I’ll answer my question by telling you what I did. One evening last autumn, at the Coast Is Queer literary festival run by New Writing South, I was onstage with headphones over my ears, listening to a profound and moving story told by a woman, in our age group, we had recorded in the first stage of the project, and I was repeating her words as they sounded in my head into a mic for the audience to hear. Verbatim; her words, recreated through my ears, brain and voice. It’s oddly powerful, another world, and has to be heard to be understood.

The idea was, and is, to have several of us practiced and skilled in this strange art. The coronavirus lockdown has thrown it in the air, so we will have to see how the changed plans work out. But worth hearing, believe me.

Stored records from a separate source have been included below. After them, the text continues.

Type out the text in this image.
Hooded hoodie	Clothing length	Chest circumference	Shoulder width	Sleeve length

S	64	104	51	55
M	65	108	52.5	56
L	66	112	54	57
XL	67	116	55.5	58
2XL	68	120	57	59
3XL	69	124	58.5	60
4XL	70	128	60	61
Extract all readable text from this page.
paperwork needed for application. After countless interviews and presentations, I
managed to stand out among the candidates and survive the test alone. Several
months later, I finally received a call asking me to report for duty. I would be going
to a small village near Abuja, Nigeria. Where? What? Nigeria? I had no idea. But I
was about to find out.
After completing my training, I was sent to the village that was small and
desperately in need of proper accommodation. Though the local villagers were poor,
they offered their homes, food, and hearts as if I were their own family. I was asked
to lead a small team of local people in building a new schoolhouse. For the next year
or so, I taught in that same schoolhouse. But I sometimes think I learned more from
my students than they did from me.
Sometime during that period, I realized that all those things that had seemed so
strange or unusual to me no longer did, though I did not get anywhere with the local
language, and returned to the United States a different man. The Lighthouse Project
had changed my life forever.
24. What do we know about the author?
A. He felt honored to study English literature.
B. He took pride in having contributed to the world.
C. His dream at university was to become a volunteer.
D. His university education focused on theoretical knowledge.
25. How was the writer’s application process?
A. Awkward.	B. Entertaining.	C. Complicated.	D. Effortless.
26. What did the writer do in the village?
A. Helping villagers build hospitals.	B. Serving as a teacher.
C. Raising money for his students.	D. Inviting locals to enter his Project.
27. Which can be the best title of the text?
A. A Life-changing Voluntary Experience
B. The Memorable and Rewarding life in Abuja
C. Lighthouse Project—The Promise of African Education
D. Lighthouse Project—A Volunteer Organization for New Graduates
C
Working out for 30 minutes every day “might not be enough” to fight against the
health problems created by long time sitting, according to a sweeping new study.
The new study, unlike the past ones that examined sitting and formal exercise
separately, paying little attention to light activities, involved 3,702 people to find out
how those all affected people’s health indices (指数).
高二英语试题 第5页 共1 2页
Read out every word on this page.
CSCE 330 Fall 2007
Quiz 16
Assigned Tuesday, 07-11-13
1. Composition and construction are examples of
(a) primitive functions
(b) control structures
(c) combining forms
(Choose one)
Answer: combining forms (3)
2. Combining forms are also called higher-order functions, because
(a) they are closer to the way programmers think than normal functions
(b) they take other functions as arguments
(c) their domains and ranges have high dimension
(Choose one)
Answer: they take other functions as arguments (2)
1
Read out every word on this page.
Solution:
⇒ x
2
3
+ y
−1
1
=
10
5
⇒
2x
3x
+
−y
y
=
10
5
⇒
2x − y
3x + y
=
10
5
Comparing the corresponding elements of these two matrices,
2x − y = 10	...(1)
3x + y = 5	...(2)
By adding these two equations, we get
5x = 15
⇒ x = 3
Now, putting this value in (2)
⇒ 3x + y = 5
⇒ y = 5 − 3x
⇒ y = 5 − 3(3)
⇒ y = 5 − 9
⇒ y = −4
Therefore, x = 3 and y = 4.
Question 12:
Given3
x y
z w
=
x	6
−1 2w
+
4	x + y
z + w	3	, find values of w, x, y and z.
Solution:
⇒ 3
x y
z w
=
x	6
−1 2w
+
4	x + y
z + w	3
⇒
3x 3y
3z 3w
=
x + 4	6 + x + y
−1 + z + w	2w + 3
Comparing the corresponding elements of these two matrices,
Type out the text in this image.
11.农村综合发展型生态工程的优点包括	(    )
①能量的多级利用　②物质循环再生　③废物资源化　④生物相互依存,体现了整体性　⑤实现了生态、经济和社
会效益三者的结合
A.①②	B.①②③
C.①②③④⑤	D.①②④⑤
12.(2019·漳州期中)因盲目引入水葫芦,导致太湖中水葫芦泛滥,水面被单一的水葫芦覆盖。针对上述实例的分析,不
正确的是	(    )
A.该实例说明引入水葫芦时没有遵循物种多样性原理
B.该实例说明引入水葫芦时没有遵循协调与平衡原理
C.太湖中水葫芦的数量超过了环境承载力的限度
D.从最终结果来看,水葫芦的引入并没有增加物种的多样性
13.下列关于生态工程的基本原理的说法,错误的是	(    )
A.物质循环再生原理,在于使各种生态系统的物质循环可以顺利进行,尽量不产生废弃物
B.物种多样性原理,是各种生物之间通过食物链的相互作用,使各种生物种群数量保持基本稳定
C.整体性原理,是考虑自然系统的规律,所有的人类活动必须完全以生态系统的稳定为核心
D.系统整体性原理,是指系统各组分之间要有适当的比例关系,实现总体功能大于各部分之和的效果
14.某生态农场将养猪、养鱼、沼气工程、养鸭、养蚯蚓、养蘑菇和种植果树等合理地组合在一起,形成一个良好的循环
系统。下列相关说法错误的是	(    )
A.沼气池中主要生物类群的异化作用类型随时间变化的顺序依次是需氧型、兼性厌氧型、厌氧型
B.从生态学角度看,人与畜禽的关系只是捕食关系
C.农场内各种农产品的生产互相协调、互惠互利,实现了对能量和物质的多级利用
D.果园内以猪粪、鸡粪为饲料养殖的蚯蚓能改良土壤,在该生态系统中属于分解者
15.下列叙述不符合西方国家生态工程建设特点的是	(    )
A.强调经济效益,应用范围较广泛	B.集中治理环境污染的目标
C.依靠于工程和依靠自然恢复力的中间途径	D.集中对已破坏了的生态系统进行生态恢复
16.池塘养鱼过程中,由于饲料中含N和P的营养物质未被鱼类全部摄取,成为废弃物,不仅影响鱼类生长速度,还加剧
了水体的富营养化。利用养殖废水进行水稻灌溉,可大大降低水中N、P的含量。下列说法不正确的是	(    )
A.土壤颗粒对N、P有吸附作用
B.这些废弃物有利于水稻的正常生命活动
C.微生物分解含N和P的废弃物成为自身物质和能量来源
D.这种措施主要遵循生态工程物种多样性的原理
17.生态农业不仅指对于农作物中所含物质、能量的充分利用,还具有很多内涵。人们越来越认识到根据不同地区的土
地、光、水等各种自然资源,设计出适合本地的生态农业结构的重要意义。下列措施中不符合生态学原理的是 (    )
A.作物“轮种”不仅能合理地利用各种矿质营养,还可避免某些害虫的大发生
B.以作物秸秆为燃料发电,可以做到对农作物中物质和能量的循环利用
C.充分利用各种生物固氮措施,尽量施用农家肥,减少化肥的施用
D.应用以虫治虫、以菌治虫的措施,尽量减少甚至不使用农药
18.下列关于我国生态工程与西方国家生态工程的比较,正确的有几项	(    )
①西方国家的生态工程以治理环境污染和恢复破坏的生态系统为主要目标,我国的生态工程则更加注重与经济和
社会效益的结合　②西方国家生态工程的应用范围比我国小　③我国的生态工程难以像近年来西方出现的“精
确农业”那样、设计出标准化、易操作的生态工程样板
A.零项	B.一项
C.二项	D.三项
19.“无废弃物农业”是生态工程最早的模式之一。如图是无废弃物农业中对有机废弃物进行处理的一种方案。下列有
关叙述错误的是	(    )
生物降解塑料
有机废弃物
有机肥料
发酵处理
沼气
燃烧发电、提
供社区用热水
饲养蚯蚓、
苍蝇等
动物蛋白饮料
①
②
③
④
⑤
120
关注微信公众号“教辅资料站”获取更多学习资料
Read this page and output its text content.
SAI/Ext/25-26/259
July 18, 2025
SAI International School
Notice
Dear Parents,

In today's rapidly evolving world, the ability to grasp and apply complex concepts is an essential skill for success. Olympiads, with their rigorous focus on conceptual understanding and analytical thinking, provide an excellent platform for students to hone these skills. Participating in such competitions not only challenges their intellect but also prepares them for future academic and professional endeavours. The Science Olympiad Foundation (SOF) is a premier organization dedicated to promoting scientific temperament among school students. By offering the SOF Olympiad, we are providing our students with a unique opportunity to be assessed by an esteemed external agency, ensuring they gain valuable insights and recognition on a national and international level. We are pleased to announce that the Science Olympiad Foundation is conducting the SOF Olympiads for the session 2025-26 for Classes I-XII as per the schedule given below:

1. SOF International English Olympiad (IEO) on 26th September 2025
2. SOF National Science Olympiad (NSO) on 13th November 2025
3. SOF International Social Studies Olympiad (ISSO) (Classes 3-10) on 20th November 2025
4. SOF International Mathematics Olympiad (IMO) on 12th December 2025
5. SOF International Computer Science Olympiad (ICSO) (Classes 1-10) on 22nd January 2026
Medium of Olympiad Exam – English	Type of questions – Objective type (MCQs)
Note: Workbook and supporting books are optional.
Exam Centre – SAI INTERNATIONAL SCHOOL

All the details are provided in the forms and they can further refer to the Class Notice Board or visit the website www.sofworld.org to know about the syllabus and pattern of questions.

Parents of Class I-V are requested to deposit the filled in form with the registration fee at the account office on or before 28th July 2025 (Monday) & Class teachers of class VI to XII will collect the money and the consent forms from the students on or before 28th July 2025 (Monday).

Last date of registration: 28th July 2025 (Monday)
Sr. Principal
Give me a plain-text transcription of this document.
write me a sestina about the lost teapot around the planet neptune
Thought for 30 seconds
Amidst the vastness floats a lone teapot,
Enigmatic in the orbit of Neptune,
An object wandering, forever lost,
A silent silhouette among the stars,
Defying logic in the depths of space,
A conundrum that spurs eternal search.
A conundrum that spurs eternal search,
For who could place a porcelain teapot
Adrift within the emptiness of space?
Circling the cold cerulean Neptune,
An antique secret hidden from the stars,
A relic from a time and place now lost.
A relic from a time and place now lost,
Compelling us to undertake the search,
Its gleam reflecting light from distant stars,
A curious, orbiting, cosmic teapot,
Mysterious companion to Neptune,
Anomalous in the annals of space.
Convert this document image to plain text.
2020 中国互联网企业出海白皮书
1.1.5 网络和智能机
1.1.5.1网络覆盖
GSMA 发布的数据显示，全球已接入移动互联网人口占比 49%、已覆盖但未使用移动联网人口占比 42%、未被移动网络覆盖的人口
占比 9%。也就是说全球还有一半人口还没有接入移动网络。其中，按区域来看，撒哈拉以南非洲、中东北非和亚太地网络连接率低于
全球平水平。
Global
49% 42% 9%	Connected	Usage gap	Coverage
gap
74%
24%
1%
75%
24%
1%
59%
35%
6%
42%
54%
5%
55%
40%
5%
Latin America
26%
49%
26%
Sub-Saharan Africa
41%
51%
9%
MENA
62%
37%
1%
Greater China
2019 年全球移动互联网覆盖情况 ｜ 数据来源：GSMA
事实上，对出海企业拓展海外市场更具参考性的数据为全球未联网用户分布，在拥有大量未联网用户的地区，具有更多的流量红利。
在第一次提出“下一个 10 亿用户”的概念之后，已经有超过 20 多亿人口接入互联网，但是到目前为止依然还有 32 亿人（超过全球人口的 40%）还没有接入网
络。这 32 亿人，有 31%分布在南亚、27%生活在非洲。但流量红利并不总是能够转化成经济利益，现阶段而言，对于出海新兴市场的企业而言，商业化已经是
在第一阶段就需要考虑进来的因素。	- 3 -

So here I am, over 70, full of interest and new skills, with fine friends. How interesting it is too to have Lee, young and trans, watching and listening, as they write in the piece alongside this one. So age has its challenges, but my goodness it has its sweetness too if we have the good fortune to have decent health, enough money, and friends who count.

And where in the world better to be older and queerer than dear Brighton, sunny outside my window as I write.